I recently sat down with Jacqueline Cheong and Robin Tang, the founders of Artie, to talk about what they’re building and why we were excited to lead their Series A at Standard Capital.

At a high level, Artie is a fully managed real-time data streaming platform. Most companies still move data in batches—dumping transactional databases into analytics systems every few hours or once a day. That works until data becomes operational. Once you’re powering fraud detection, recommendations, customer-facing analytics, or AI-driven workflows, hours of lag simply aren’t acceptable. You need correctness and freshness measured in seconds.

Streaming solves that, but it’s historically been incredibly hard to build. Companies stitch together open-source tools, orchestration layers, and endless guardrails, often dedicating large teams for years—and still end up with fragile systems. Robin described leading a seven-engineer effort that spent over a year building a streaming pipeline in-house and still didn’t have something production-ready. That story is far more common than people realize.

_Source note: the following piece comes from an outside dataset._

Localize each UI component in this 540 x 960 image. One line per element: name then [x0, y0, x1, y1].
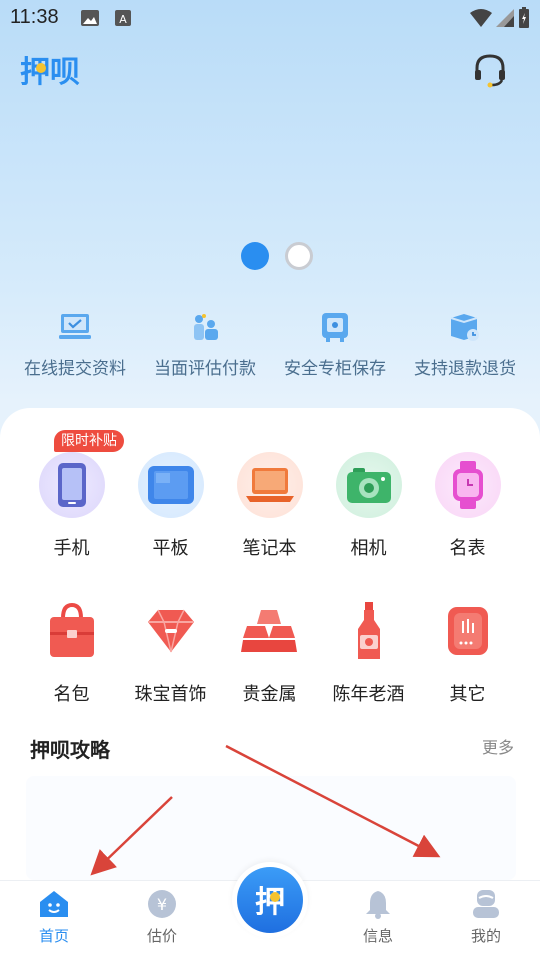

What clicked for Jacqueline and Robin is that this problem shows up at almost every company once they reach a certain scale. Spending one to two years rebuilding basic data infrastructure is a terrible use of engineering time. Artie exists to make streaming boring—in the best way—by delivering production-grade, real-time pipelines that can be deployed in minutes, without managing complex infrastructure.

The customer use cases have been compelling. Artie powers real-time fraud detection with sub-minute latency, recommendation systems that react instantly to user behavior, and increasingly, AI-driven products where data freshness directly determines quality. AI is accelerating the shift toward real time: when models and agents are running live workflows, stale data simply doesn’t work.

We also talked about team and culture. Artie is small, fully in-person, and building software that sits directly on customers’ critical paths. That combination demands both speed and rigor. The work matters, and the bar is high.

Finally, I asked why they chose Standard. The answer wasn’t about capital—it was about partnership, pattern recognition in developer infrastructure, and learning from a community of founders building adjacent companies. That’s exactly what we aim to provide.

Artie is on the right side of a major infrastructure shift. Real time is becoming table stakes, and we’re thrilled to be partnering with Jacqueline and Robin as they build the platform that makes it possible.